One of the great functions of book criticism, then, is to give you safe passage through these waters to one book worth reading. The same goes for the National Book Critics Circle Award — for thirty-two years the NBCC has tried to pick out and honor the best works of literature. We do not bestow money with this prize, but rather hope a group of working critics drawing upon an association of 700 voices can lend a certain sustaining value to what we chose — particularly by putting copies of the book into hands of readers.
Over time, given how busy and prize cluttered our media has become, this task becomes slightly more difficult — a difficulty which is matched by the trouble one has in picking out a book. What to read? Here is our not-so-modest, pie in the sky solution. For the next ten years, the NBCC will be dedicating one week of this blog to one of our former finalists or winners. Each week you will find original essays, interviews, remembrances of the author, Q&As with critics and links to reviews which appeared upon publication for all 658 of our former finalists and winners, from Elizabeth Hardwick's novel “Sleepless Nights” to Robert Duncan's volume, “Ground Work,” and everything in between.
Our first essay — Adam Kirsch writing on Robert Lowell's 1977 poetry winner, “Day by Day” — will appear tomorrow, kicking off a Lowell week, followed by pieces by numerous Balakian criticism winners, award-winning novelists, poets, authors of narrative nonfiction, biographers, and several NBCC winning authors.
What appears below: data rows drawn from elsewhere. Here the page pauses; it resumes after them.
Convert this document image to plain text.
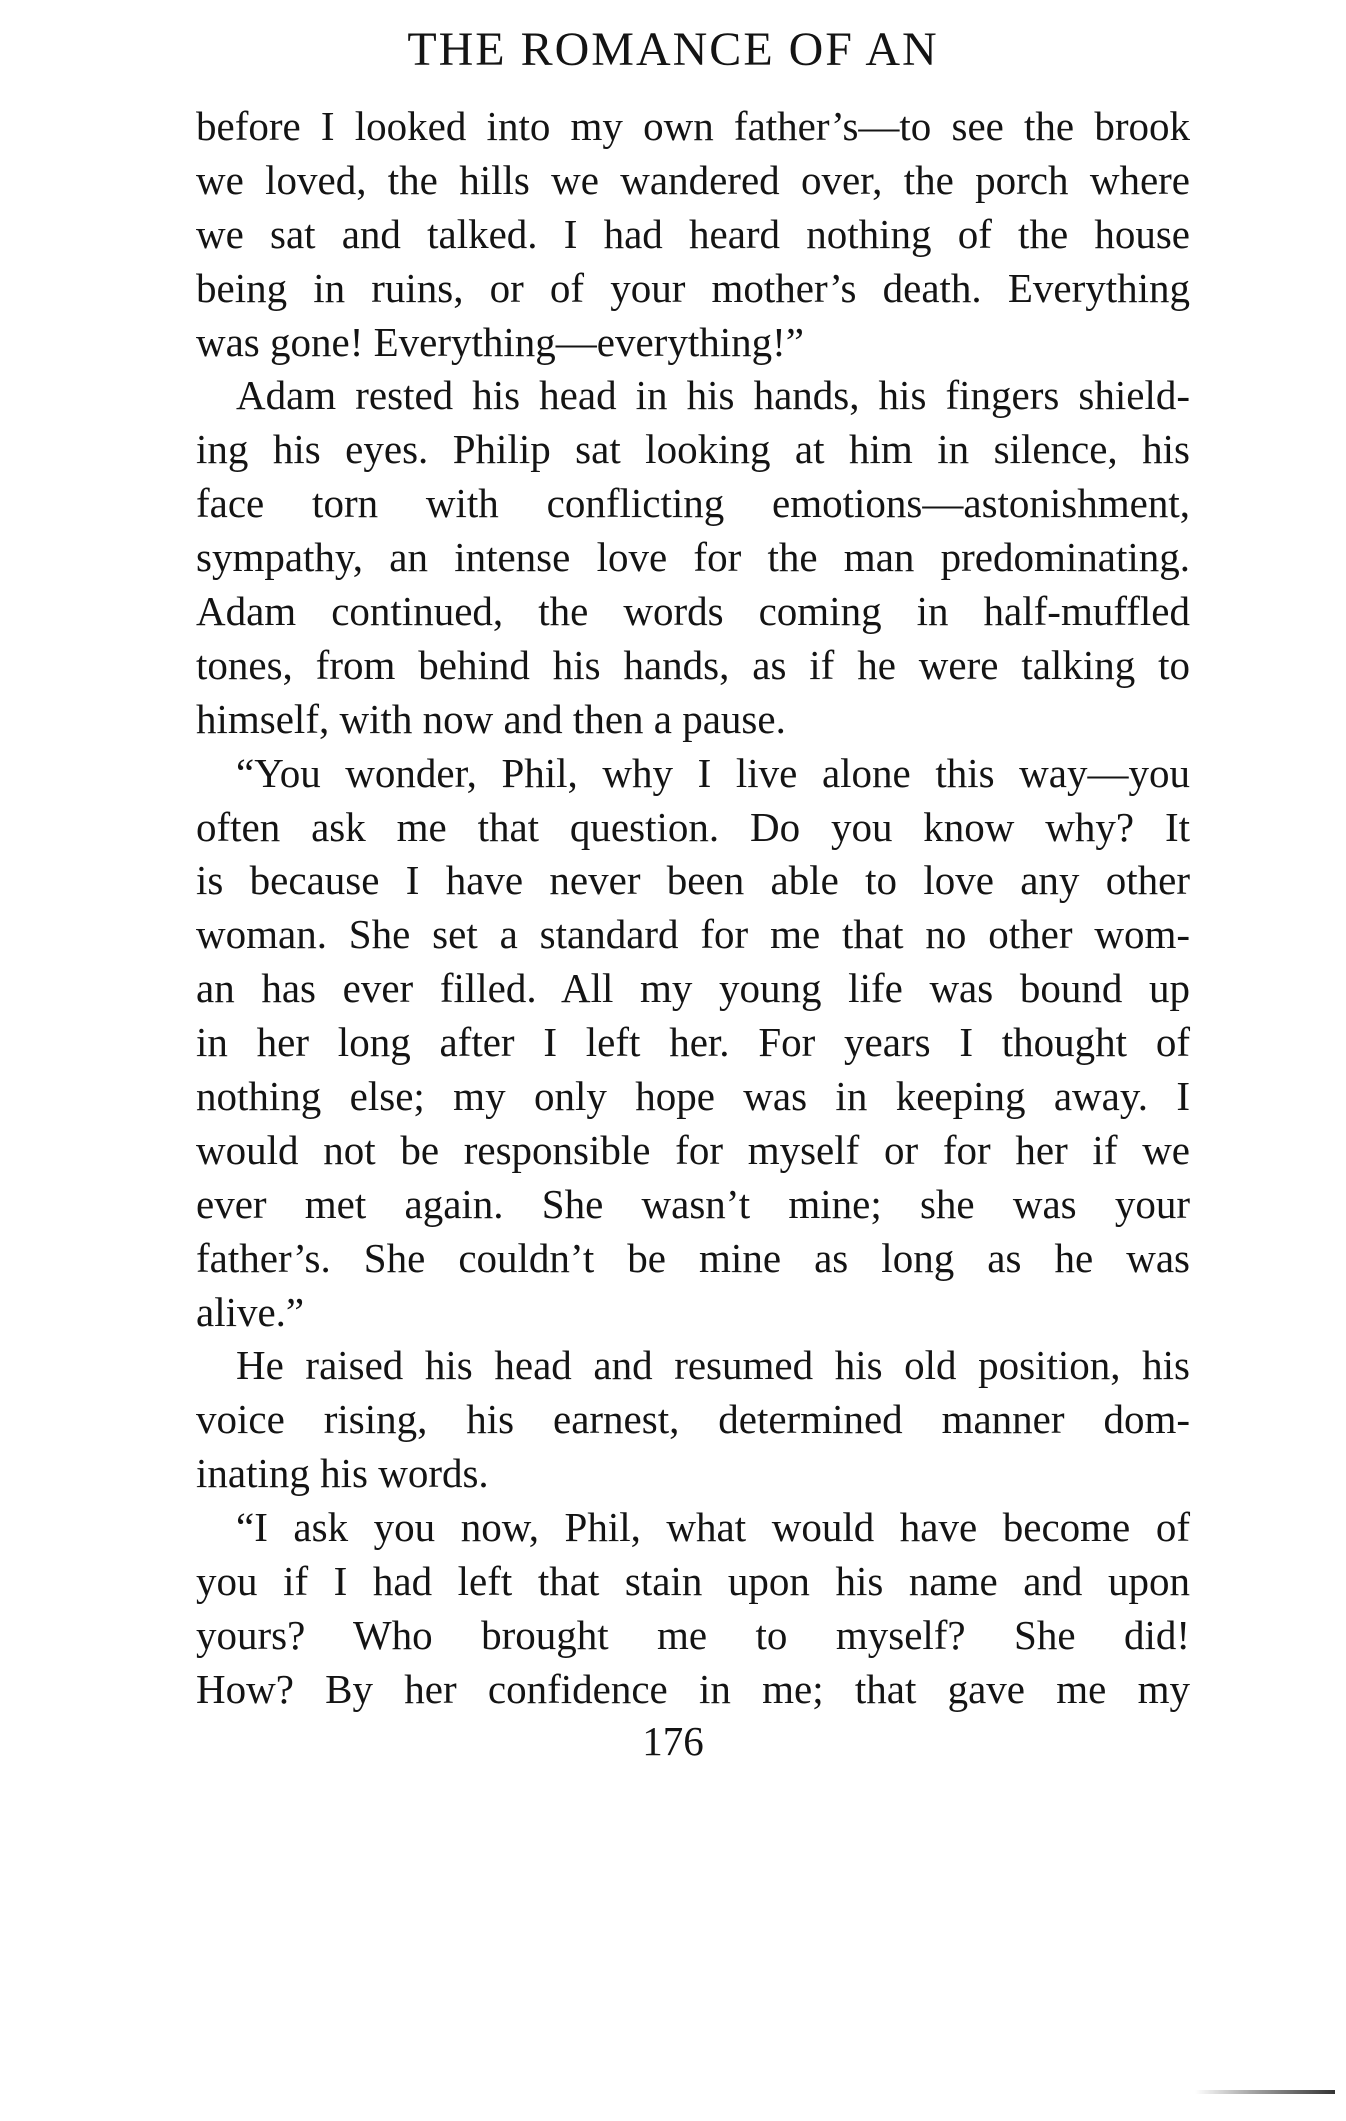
THE ROMANCE OF AN
before I looked into my own father’s—to see the brook
we loved, the hills we wandered over, the porch where
we sat and talked. I had heard nothing of the house
being in ruins, or of your mother’s death. Everything
was gone! Everything—everything!”
Adam rested his head in his hands, his fingers shield-
ing his eyes. Philip sat looking at him in silence, his
face torn with conflicting emotions—astonishment,
sympathy, an intense love for the man predominating.
Adam continued, the words coming in half-muffled
tones, from behind his hands, as if he were talking to
himself, with now and then a pause.
“You wonder, Phil, why I live alone this way—you
often ask me that question. Do you know why? It
is because I have never been able to love any other
woman. She set a standard for me that no other wom-
an has ever filled. All my young life was bound up
in her long after I left her. For years I thought of
nothing else; my only hope was in keeping away. I
would not be responsible for myself or for her if we
ever met again. She wasn’t mine; she was your
father’s. She couldn’t be mine as long as he was
alive.”
He raised his head and resumed his old position, his
voice rising, his earnest, determined manner dom-
inating his words.
“I ask you now, Phil, what would have become of
you if I had left that stain upon his name and upon
yours? Who brought me to myself? She did!
How? By her confidence in me; that gave me my
176
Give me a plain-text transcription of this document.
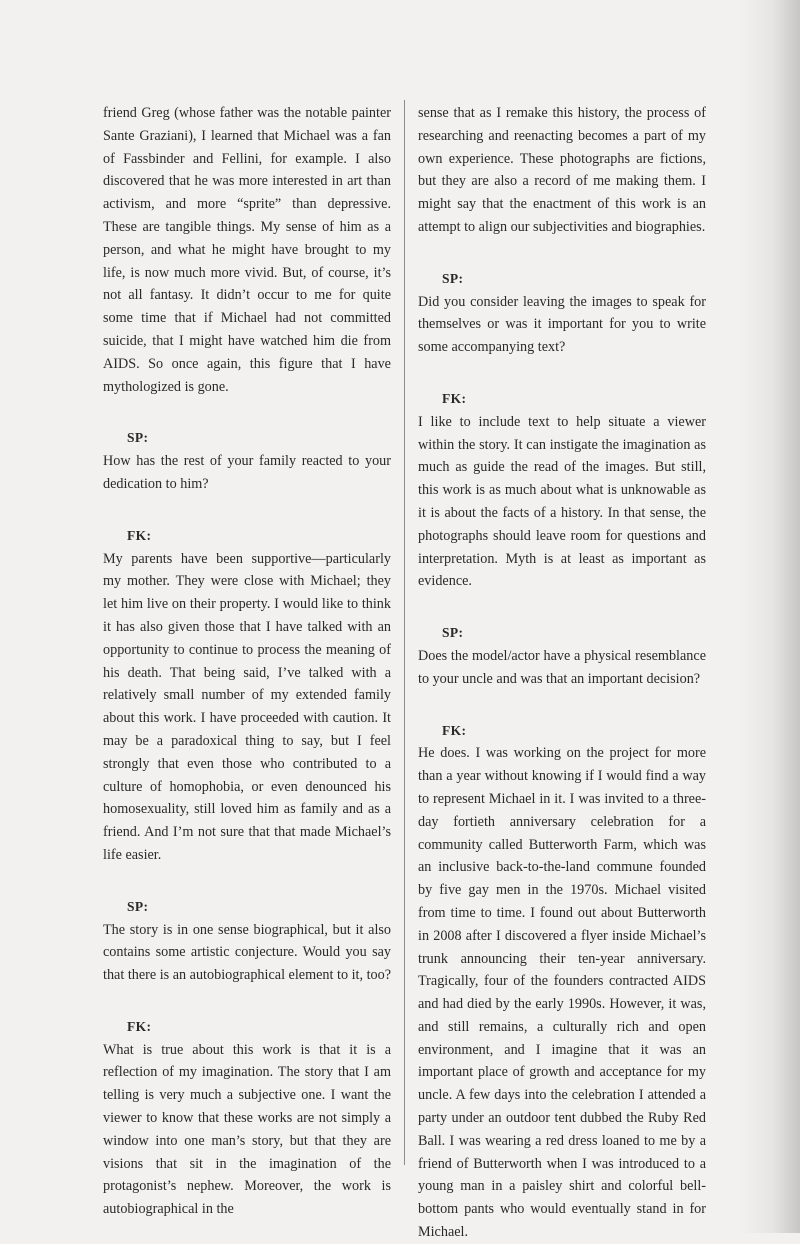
friend Greg (whose father was the notable painter Sante Graziani), I learned that Michael was a fan of Fassbinder and Fellini, for example. I also discovered that he was more interested in art than activism, and more “sprite” than depressive. These are tangible things. My sense of him as a person, and what he might have brought to my life, is now much more vivid. But, of course, it’s not all fantasy. It didn’t occur to me for quite some time that if Michael had not committed suicide, that I might have watched him die from AIDS. So once again, this figure that I have mythologized is gone.

SP:

How has the rest of your family reacted to your dedication to him?

FK:

My parents have been supportive—particularly my mother. They were close with Michael; they let him live on their property. I would like to think it has also given those that I have talked with an opportunity to continue to process the meaning of his death. That being said, I’ve talked with a relatively small number of my extended family about this work. I have proceeded with caution. It may be a paradoxical thing to say, but I feel strongly that even those who contributed to a culture of homophobia, or even denounced his homosexuality, still loved him as family and as a friend. And I’m not sure that that made Michael’s life easier.

SP:

The story is in one sense biographical, but it also contains some artistic conjecture. Would you say that there is an autobiographical element to it, too?

FK:

What is true about this work is that it is a reflection of my imagination. The story that I am telling is very much a subjective one. I want the viewer to know that these works are not simply a window into one man’s story, but that they are visions that sit in the imagination of the protagonist’s nephew. Moreover, the work is autobiographical in the

sense that as I remake this history, the process of researching and reenacting becomes a part of my own experience. These photographs are fictions, but they are also a record of me making them. I might say that the enactment of this work is an attempt to align our subjectivities and biographies.

SP:

Did you consider leaving the images to speak for themselves or was it important for you to write some accompanying text?

FK:

I like to include text to help situate a viewer within the story. It can instigate the imagination as much as guide the read of the images. But still, this work is as much about what is unknowable as it is about the facts of a history. In that sense, the photographs should leave room for questions and interpretation. Myth is at least as important as evidence.

SP:

Does the model/actor have a physical resemblance to your uncle and was that an important decision?

FK:

He does. I was working on the project for more than a year without knowing if I would find a way to represent Michael in it. I was invited to a three-day fortieth anniversary celebration for a community called Butterworth Farm, which was an inclusive back-to-the-land commune founded by five gay men in the 1970s. Michael visited from time to time. I found out about Butterworth in 2008 after I discovered a flyer inside Michael’s trunk announcing their ten-year anniversary. Tragically, four of the founders contracted AIDS and had died by the early 1990s. However, it was, and still remains, a culturally rich and open environment, and I imagine that it was an important place of growth and acceptance for my uncle. A few days into the celebration I attended a party under an outdoor tent dubbed the Ruby Red Ball. I was wearing a red dress loaned to me by a friend of Butterworth when I was introduced to a young man in a paisley shirt and colorful bell-bottom pants who would eventually stand in for Michael.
Many of these pieces will be written by current NBCC members as well. Time being infinite, we invite you to read along and chime in. But for those of you who do sleep, eat and work on occasion, we hope this just makes for good reading. In an ideal world, we'd have time read all of these books. But as Virginia Woolf wrote to a friend in 1932, “The divine delight of a really good review is that one has read the book.”